The Family Safety forum was established to provide an area to discuss a myriad of safety-related topics such as child passenger safety, home childproofing, water safety, fire safety, internet safety and recall information. MDC welcomes you to share your ideas, experiences and information as it relates to the actual safety of a product or practice. Discussion of parenting _philosophies_ should be posted in the age-appropriate or general Parenting forum. If in doubt, please PM a moderator.

In this forum, you will see discussions about specific products. We ask that you refrain from any comments that could be defamatory toward a manufacturer, individual or product. If you would like to take an activist position on a particular topic, please submit a call to action in our Activism forum. When posting recall notices, please make sure you are giving a credible source and provide links when possible. Commercial advertisement is not allowed in this forum.

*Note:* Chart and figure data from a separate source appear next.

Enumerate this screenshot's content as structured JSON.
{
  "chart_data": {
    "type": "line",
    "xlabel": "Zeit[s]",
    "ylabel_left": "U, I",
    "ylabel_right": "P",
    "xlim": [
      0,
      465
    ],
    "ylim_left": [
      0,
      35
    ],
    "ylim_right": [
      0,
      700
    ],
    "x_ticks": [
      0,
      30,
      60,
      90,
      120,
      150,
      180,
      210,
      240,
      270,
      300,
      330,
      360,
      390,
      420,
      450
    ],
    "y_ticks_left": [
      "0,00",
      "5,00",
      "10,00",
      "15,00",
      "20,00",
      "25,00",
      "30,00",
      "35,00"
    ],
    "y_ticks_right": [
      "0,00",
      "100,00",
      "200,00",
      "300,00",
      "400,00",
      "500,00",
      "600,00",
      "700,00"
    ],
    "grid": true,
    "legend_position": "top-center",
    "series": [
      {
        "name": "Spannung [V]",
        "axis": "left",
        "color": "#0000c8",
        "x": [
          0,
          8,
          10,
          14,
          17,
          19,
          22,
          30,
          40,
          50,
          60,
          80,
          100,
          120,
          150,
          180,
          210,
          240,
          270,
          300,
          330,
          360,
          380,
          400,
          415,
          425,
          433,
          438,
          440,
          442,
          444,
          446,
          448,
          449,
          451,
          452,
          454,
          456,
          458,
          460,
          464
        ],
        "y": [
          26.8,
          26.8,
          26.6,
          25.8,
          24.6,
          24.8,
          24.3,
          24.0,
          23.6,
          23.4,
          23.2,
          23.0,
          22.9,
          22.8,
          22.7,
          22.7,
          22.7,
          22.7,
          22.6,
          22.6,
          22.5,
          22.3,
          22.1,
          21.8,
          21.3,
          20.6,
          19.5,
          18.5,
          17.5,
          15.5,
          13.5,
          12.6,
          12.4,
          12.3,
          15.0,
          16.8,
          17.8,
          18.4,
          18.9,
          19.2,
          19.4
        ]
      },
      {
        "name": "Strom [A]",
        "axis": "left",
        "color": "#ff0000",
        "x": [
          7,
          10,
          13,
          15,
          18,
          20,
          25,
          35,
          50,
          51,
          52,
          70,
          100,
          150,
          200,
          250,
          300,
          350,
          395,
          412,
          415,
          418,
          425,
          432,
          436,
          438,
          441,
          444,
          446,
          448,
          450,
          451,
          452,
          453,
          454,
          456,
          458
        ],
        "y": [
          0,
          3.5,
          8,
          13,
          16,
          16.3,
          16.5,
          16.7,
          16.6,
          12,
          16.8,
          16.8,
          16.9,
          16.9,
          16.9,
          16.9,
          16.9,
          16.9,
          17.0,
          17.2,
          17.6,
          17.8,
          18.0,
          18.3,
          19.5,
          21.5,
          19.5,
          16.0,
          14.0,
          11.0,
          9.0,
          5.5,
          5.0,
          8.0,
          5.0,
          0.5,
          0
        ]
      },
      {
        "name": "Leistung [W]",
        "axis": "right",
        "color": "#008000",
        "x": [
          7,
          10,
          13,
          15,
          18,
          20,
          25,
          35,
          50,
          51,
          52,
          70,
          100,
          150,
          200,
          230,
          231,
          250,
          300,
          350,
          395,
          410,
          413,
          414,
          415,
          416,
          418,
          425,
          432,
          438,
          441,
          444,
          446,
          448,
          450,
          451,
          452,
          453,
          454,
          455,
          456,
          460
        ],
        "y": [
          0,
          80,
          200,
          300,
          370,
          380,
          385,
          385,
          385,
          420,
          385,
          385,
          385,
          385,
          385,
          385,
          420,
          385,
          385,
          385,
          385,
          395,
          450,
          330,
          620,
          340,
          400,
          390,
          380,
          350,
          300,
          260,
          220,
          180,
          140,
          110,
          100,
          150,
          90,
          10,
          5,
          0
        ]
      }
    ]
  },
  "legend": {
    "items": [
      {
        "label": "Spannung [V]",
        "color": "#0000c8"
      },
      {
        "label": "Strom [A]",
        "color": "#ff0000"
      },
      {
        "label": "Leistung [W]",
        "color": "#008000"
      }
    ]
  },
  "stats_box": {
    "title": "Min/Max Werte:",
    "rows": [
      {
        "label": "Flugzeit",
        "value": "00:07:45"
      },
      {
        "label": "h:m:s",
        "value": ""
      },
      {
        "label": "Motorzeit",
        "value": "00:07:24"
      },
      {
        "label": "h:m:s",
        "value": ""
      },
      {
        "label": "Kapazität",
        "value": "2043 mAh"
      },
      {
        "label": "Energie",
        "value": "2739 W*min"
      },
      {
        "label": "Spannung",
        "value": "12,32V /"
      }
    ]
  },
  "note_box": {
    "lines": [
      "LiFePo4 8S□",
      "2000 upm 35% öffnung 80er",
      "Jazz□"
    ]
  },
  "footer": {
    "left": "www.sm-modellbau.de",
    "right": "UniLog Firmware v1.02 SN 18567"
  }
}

We ask that threads focus on safety information gathering, education, advocacy and sharing of personal experience rather than critiques of individuals or venting about others. Insulting, belittling or condemning others is neither productive nor appropriate. While we understand that it can be difficult to watch others make choices that are not in line with your own, the focus of this forum is on "safety." We ask that discussion focus on facts and information rather than venting about others who make different decisions for their families. Please avoid negative characterizations and generalizations about others to respect the diversity of our online community.

Please be aware that MDC is not currently hosting News and Current Event threads unless they are directly related to a forum, and then, we ask that the discussion be about the relevant topic and _not_ the individual newsmakers. Please see this notice for further explanation.

Please refer to the MDC User Agreement for general posting rules, and please contact a moderator or administrator with any questions or concerns. Thanks


----------